I do have troubles with the latest blenders and Ubuntu.
I am on 14.04 64 and when I launch 2.77a, I can’t enable CUDA, although I have a GTX 570.
I have tried a lot of drivers, the one I have actually is nvidia 340.96
I have done a bunch of things like install cuda toolkit and such, but to no avail.
Apparently, you have ton install such things (cuda toolkits and dependencies) for CUDA to work on UBUNTU.
Hence the 2 questions:
1.
Is there a better distro to use in conjunction with Blender ? Something that makes using blender/CUDA and building it PARTICULARLY easy ?

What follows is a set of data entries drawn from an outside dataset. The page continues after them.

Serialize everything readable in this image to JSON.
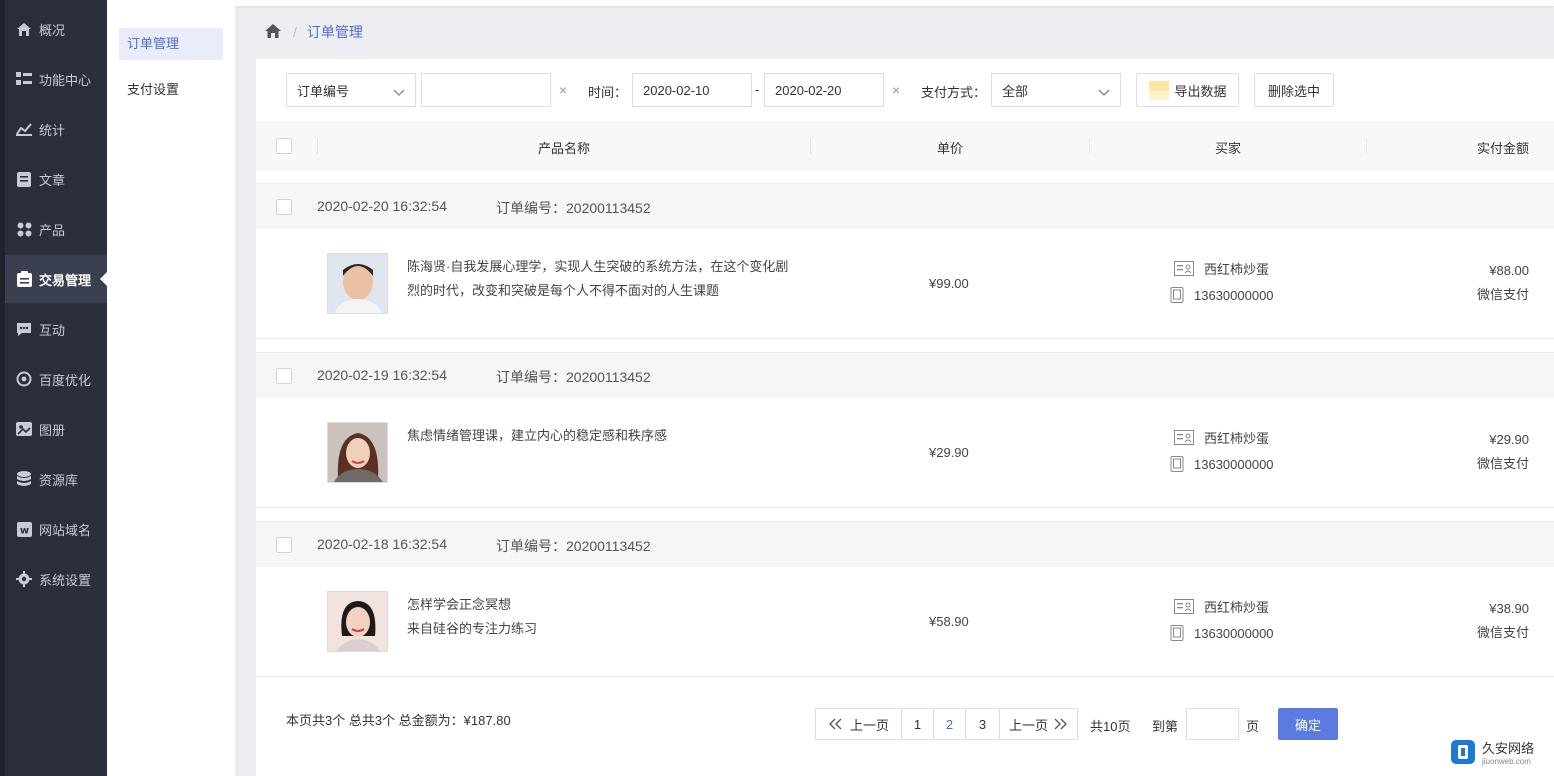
{
  "sidebar": {
    "items": [
      {
        "label": "概况",
        "icon": "home-icon"
      },
      {
        "label": "功能中心",
        "icon": "function-icon"
      },
      {
        "label": "统计",
        "icon": "stats-icon"
      },
      {
        "label": "文章",
        "icon": "article-icon"
      },
      {
        "label": "产品",
        "icon": "product-icon"
      },
      {
        "label": "交易管理",
        "icon": "transaction-icon"
      },
      {
        "label": "互动",
        "icon": "chat-icon"
      },
      {
        "label": "百度优化",
        "icon": "seo-icon"
      },
      {
        "label": "图册",
        "icon": "gallery-icon"
      },
      {
        "label": "资源库",
        "icon": "database-icon"
      },
      {
        "label": "网站域名",
        "icon": "domain-icon"
      },
      {
        "label": "系统设置",
        "icon": "settings-icon"
      }
    ],
    "active_index": 5
  },
  "submenu": {
    "items": [
      {
        "label": "订单管理"
      },
      {
        "label": "支付设置"
      }
    ]
  },
  "breadcrumb": {
    "sep": "/",
    "current": "订单管理"
  },
  "filters": {
    "field_select": "订单编号",
    "keyword_value": "",
    "time_label": "时间：",
    "date_from": "2020-02-10",
    "date_dash": "-",
    "date_to": "2020-02-20",
    "clear": "×",
    "pay_label": "支付方式：",
    "pay_select": "全部",
    "export_label": "导出数据",
    "delete_label": "删除选中"
  },
  "table": {
    "headers": {
      "product": "产品名称",
      "price": "单价",
      "buyer": "买家",
      "paid": "实付金额"
    }
  },
  "orders": [
    {
      "time": "2020-02-20 16:32:54",
      "order_no": "订单编号：20200113452",
      "name": "陈海贤·自我发展心理学，实现人生突破的系统方法，在这个变化剧烈的时代，改变和突破是每个人不得不面对的人生课题",
      "price": "¥99.00",
      "buyer": "西红柿炒蛋",
      "phone": "13630000000",
      "paid": "¥88.00",
      "pay_method": "微信支付"
    },
    {
      "time": "2020-02-19 16:32:54",
      "order_no": "订单编号：20200113452",
      "name": "焦虑情绪管理课，建立内心的稳定感和秩序感",
      "price": "¥29.90",
      "buyer": "西红柿炒蛋",
      "phone": "13630000000",
      "paid": "¥29.90",
      "pay_method": "微信支付"
    },
    {
      "time": "2020-02-18 16:32:54",
      "order_no": "订单编号：20200113452",
      "name": "怎样学会正念冥想\n来自硅谷的专注力练习",
      "price": "¥58.90",
      "buyer": "西红柿炒蛋",
      "phone": "13630000000",
      "paid": "¥38.90",
      "pay_method": "微信支付"
    }
  ],
  "footer": {
    "summary": "本页共3个 总共3个 总金额为：¥187.80",
    "prev": "上一页",
    "pages": [
      "1",
      "2",
      "3"
    ],
    "current_page": "2",
    "next": "上一页",
    "total_pages": "共10页",
    "goto_label": "到第",
    "goto_value": "",
    "page_unit": "页",
    "confirm": "确定"
  },
  "watermark": {
    "title": "久安网络",
    "url": "jiuonweb.com"
  },
  "colors": {
    "accent": "#4f6bd8",
    "sidebar_bg": "#2b2f3a",
    "button_primary": "#5b7be0"
  }
}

I have Windows 10 as well, and mainly use Linux for backup, so I am very bad at it… I just want to be able to access my windows disks, and build blender
Are there ubuntu users who could tell me what to do to have blender using CUDA ?

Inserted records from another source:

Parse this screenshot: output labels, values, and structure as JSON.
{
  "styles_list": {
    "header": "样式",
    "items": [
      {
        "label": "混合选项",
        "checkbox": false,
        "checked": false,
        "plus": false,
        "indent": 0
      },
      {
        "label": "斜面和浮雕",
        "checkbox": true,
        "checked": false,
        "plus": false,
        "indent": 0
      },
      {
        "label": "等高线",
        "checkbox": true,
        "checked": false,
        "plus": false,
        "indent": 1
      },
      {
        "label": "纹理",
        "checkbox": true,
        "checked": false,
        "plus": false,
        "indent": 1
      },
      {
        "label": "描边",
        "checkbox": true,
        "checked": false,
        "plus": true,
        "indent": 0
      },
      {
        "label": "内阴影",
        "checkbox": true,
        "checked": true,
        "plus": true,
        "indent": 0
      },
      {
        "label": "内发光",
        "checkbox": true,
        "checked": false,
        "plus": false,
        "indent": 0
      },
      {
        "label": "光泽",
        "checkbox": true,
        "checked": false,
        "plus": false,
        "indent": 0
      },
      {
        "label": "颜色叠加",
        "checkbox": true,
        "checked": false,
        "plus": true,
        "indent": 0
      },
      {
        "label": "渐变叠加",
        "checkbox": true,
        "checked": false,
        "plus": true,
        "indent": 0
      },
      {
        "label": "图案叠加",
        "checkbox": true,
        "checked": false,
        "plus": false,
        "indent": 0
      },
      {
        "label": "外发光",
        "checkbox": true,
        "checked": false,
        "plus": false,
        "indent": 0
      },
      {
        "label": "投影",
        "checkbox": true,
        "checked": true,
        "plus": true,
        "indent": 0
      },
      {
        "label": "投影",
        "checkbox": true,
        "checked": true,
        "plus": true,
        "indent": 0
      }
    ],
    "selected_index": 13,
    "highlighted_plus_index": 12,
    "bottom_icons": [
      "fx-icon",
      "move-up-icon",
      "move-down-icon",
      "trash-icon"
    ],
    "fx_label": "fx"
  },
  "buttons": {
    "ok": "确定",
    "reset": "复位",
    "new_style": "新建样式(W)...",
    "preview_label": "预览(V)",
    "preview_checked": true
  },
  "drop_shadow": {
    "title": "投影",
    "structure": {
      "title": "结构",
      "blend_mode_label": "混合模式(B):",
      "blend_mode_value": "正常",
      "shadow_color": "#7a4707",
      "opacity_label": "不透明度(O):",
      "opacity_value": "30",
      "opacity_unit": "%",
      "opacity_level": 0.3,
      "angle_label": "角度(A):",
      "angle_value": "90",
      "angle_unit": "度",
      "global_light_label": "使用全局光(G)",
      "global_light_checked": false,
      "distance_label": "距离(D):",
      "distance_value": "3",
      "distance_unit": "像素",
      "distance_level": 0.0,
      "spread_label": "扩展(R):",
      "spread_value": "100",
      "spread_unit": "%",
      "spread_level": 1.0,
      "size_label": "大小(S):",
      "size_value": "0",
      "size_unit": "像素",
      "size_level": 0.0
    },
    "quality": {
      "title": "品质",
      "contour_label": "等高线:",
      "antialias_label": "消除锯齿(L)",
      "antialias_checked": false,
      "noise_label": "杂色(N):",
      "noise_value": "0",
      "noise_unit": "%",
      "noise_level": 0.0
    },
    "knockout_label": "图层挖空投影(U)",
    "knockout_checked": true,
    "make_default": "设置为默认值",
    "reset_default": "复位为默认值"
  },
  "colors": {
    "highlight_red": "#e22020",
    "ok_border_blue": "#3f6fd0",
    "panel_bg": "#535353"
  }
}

I’ve spent a few hours trying, reading forums, but no changes… That’s too bad, Blender seems snappier and renders better on linux !
Hi, I use Opensuse since many years and never have problems with Blender and Nvidia.

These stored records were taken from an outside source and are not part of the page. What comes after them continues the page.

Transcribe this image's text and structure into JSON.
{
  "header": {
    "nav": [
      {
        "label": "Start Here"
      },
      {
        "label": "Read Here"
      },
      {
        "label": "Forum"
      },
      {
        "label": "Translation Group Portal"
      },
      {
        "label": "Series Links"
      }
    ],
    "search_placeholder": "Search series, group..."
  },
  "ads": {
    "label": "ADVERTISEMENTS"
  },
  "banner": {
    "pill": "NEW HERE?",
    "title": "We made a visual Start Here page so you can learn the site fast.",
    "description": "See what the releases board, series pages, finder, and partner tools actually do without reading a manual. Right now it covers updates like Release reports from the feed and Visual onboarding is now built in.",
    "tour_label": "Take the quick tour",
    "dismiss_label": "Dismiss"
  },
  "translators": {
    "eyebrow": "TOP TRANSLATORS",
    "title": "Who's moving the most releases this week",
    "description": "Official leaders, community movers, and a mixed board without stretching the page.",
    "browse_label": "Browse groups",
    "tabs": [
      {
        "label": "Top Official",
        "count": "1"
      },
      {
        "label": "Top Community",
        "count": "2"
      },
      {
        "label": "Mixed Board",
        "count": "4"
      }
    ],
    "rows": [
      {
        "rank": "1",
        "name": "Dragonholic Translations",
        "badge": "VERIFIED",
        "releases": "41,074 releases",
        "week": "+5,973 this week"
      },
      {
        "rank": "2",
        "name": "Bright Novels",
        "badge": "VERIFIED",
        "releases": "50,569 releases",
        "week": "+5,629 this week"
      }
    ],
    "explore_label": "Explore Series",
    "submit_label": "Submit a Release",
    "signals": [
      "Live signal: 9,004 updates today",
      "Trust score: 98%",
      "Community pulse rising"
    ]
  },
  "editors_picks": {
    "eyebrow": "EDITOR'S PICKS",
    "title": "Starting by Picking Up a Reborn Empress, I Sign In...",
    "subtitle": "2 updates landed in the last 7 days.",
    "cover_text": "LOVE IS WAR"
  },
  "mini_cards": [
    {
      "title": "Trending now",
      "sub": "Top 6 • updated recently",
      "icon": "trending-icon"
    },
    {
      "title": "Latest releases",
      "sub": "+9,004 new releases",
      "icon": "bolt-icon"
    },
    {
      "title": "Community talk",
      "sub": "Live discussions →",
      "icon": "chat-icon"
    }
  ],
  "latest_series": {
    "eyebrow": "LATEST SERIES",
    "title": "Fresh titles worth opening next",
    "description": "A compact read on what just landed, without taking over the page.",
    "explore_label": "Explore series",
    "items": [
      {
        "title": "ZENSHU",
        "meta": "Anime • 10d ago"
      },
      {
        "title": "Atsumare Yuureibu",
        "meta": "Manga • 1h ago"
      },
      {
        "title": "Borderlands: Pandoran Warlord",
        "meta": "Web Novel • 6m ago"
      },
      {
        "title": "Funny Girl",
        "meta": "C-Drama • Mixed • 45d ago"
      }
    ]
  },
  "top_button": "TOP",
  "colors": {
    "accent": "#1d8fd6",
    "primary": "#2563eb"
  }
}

You have to activate Nvidia repository in Suse software management to get drivers installed.
The drivers always up to date and Cuda run out of the box.
Actual driver is 361.42.
Cuda should run on Ubuntu too but I read many user have problems to get it to work.
Does 2.76 work with Cuda?
You don´t need Toolkit to run Blender and Cuda, only if you compile Blender and Cuda kernels yourself.
There are two versions of Opensuse, Leap 42.1 and Tumbleweed.
Tumbleweed is a running release and change very fast, no Nvidia driver available in repository.
Thanks YAFU, the modprobe download was the missing thing: in fact I couldn’t locate it in the synaptic package manager…
To be perfectly honest, what a mess that is. I keep hearing that Linux is ready for the everyday chap, you don’t need OSX or Windows, etc.
Well, everytime I try to use it, I end up having to dig for answers or type things like “sudo get-apt upgrade update install multiverse/config.xorg11 repository secret hidaway” in an obscure console. Not quite there I feel…
Working now anyway: let’s see the render-time difference with win 10 !
The need to install “nvidia-modprobe” is an Ubuntu and their derivatives (almost) bug, something unwanted. This is solved in the new 16.04 LTS, you do not need to install it anymore for Blender.